What are Facebook friends? We need new language for the digital networked society
Online communities, social networks and social media have created new ways for us to connect, but in a world where you can have 500 friends on Facebook, does our language fail us? What I've been struggling with is how words like ‘friends’ and ‘acquaintances’ are anchored in a world before the digital networked society and simply don't explain what's happening around us today.
Friendship implies intimacy, ‘close friends’ imply an inner circle and ‘acquaintances’ suggests a one-size-fits-all barrier: people you’ve met but don’t really connect with. The meanings are important because each word conveys a set of expectations for both the person being described and the person describing.
But those meanings are anchored in a world where contact is limited, and distance or time decay relationships that are not supported. Twenty years ago annual festivals like Christmas or birthdays provided that moment of reconnection, there were Christmas card lists people could ‘fall off’, and the challenge of changing address could inadvertently become a breaking point in those fragile social networks.
The internet changed the rules. First through email, then online address books, then messenger and personal home pages, it created a structure where relationships could be maintained regardless of distance, time and frequency of contact. This ‘strength of weak ties’ is one of the most powerful sea-changes in society enabled by the internet, and in today’s world of blogs, social networks and social media, the models is accelerating and touching more and more of us.
And that’s why we need new language. In the black and white world of ‘friends’ and ‘acquaintances’ friendship was a binary on/off function. In the digital networked society, it’s a spectrum of strengths as people drift towards the core or periphery of eachother’s lives. Schoolfriends reconnected with after 20 years are no longer the exception, maintaining ties with relatives on the other side of the planet should not feel unusual, having bonds with people in social networks who are effectively anonymous or pseudonymous is hardly unusual, and collecting connections with people as you travel through life should feel comfortable.

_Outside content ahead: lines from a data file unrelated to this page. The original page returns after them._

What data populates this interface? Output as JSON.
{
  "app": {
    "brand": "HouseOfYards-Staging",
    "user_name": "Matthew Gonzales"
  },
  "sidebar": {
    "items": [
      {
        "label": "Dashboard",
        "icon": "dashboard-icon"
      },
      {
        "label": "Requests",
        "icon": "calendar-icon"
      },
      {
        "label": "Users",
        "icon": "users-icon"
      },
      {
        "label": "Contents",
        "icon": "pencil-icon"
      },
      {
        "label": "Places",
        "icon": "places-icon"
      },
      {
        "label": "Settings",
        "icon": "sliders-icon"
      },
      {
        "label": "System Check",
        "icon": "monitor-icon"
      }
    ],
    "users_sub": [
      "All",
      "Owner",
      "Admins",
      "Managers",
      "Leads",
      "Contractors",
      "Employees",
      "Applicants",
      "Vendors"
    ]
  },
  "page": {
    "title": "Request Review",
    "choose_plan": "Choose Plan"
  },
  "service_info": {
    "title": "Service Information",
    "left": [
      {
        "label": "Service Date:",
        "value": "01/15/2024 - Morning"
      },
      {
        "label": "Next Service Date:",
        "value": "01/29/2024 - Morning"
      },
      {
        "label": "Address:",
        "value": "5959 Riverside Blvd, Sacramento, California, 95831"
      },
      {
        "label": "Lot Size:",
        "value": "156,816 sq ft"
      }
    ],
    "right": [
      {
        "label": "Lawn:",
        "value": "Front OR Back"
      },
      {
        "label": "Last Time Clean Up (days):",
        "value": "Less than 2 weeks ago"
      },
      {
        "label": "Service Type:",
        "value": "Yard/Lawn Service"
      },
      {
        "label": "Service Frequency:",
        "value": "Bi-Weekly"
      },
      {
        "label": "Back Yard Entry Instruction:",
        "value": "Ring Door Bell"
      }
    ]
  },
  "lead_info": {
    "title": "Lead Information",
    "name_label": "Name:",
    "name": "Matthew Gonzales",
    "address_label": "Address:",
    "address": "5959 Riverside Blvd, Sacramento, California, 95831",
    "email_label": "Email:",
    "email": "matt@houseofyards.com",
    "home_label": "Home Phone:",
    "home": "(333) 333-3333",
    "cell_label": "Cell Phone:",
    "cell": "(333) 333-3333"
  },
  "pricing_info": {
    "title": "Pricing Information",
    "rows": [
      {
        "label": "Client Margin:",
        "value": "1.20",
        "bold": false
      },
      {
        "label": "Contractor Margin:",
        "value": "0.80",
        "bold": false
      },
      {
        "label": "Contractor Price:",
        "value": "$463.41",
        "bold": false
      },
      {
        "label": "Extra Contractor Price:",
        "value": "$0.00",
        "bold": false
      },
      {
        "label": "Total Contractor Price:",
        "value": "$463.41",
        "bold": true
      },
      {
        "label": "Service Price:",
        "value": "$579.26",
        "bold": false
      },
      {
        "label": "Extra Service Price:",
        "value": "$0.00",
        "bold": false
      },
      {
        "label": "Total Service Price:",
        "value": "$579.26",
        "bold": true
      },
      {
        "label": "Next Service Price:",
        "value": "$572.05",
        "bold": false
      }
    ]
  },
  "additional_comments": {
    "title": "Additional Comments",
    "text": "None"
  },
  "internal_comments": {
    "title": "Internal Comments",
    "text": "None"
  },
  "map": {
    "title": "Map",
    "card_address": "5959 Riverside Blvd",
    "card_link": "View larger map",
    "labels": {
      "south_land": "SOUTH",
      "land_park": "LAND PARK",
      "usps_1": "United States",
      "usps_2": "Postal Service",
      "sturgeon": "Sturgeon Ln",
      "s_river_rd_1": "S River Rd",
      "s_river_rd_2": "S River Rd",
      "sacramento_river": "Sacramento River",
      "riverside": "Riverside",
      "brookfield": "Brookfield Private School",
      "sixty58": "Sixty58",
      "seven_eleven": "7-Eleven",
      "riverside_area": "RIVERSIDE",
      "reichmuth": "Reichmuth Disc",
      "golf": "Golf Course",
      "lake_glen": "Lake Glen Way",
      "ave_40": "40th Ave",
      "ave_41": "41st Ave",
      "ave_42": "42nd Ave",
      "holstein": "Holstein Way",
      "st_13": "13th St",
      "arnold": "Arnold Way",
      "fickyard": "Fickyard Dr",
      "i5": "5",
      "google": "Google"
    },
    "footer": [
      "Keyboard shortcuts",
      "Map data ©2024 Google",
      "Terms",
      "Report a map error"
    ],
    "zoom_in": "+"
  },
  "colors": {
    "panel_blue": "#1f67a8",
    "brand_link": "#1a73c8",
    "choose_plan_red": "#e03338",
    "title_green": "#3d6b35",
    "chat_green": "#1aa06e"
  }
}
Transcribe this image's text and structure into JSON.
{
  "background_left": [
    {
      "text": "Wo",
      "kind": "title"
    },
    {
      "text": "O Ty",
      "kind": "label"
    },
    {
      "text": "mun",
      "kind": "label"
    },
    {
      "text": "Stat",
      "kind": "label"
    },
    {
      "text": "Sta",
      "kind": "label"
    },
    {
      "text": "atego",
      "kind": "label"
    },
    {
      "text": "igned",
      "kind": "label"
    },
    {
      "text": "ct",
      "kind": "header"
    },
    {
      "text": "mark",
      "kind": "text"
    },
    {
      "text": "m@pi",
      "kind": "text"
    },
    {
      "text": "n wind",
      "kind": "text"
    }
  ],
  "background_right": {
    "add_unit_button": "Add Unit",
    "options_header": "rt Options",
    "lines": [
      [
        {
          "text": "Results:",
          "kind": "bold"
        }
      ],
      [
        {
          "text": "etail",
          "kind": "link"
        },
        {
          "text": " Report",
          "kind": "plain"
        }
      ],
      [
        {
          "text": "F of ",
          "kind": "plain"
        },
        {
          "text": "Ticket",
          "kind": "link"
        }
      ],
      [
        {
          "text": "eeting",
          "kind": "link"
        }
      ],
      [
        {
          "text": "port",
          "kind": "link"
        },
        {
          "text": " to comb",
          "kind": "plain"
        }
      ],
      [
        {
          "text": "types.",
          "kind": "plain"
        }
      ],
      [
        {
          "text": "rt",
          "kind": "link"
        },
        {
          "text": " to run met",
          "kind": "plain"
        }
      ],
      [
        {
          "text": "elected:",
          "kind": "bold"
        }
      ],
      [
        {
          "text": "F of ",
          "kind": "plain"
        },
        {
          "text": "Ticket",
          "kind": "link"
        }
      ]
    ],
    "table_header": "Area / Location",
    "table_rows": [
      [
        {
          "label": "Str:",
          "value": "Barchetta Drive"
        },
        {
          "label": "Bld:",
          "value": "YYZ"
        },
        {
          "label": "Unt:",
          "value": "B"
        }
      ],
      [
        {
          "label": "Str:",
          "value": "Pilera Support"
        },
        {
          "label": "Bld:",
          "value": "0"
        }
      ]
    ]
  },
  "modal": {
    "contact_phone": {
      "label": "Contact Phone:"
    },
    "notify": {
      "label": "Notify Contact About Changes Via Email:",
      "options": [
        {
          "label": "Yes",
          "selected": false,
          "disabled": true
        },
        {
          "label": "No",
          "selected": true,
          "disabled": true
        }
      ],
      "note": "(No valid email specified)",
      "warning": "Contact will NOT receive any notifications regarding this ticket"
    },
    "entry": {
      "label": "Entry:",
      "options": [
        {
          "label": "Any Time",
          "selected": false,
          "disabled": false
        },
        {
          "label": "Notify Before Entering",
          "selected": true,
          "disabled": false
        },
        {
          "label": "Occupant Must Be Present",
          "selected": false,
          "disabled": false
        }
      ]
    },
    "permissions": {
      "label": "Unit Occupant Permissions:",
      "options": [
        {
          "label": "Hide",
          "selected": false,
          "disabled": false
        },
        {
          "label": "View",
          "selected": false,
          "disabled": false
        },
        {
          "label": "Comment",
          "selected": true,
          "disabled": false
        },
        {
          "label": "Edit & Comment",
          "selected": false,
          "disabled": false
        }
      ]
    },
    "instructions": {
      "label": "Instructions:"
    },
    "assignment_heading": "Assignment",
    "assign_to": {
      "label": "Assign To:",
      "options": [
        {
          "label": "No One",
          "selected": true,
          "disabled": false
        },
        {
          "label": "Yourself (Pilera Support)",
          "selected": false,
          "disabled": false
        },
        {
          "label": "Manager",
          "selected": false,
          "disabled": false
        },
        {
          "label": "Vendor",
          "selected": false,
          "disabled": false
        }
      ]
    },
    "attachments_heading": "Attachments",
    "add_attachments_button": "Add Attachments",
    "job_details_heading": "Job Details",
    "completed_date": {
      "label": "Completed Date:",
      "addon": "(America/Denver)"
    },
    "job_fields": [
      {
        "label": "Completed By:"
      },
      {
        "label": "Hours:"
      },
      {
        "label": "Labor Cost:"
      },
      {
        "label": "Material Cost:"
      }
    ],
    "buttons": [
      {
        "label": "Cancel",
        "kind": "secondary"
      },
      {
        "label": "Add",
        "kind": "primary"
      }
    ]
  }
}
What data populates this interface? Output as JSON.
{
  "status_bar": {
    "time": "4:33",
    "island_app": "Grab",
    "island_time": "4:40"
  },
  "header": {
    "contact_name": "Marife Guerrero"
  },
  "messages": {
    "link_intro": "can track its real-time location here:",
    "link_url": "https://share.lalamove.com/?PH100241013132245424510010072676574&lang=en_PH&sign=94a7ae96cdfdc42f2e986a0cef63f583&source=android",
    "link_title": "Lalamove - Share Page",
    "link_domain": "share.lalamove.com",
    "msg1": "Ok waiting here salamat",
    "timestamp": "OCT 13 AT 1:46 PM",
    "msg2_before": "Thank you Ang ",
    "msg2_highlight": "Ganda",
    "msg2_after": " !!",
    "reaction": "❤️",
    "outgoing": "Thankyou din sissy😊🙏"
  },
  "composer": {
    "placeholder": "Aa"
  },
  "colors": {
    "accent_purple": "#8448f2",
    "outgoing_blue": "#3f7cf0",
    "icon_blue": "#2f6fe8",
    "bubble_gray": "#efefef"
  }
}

Language lets us down. We need a new vocabulary that can describe the complex, richer structures of relationships enabled through the internet. We need words and meanings that describe new types of transience in relationships and new types of communities. We need language that can convey the intensity of connections in a chat forum, the following of people whose blogs we share, the sense of preparedness to reconnect with those we rarely contact, the feelings we have about letting go of people who were once in our inner circle, and language to describe the people we are just discovering. Social structures are evolving faster than the language that describes them. When language fails to convey meaning, the scope for misunderstanding grows. As online social networks cement themselves in the cultural mainstream we need language that can do the same.
I like facebook bc simple and easy + clean :)
Posted by: หาเพื่อน | January 17, 2009 at 05:18
So what we’re looking at is a continuum. As people drift from the core of someone’s social world to the periphery, their status gradually changes, but the opportunity for reconnection stays open. In the offline world there was a threshold that once someone crossed they’d be unlikely to ‘get back on the Christmas card list’ but in the digital networked society that threshold moves to the outer reaches of the periphery. The early online social networks like FaceBook and MySpace enable a blurring of boundaries between people we know through work and through our personal lives, all of which is part of a culture of greater transparency enabled by the web.
Posted by: Danny Meadows-Klue | November 21, 2008 at 12:32
I can't stand the idea of having my whole life on FaceBook. Some people just want to be far too public. There's a big risk putting up everything on the web because anyone (ANYONE!) could read it. Identity fraud is just a tiny part of the consequences.
Posted by: Sara Williams | November 20, 2008 at 18:28
Yeah; it's kinda weird. Most of the folks who are on my friends list I never see yet feel close to them. Actually some I've never met and never will I guess. But isn't there a difference between people we know only online and people we knew offline?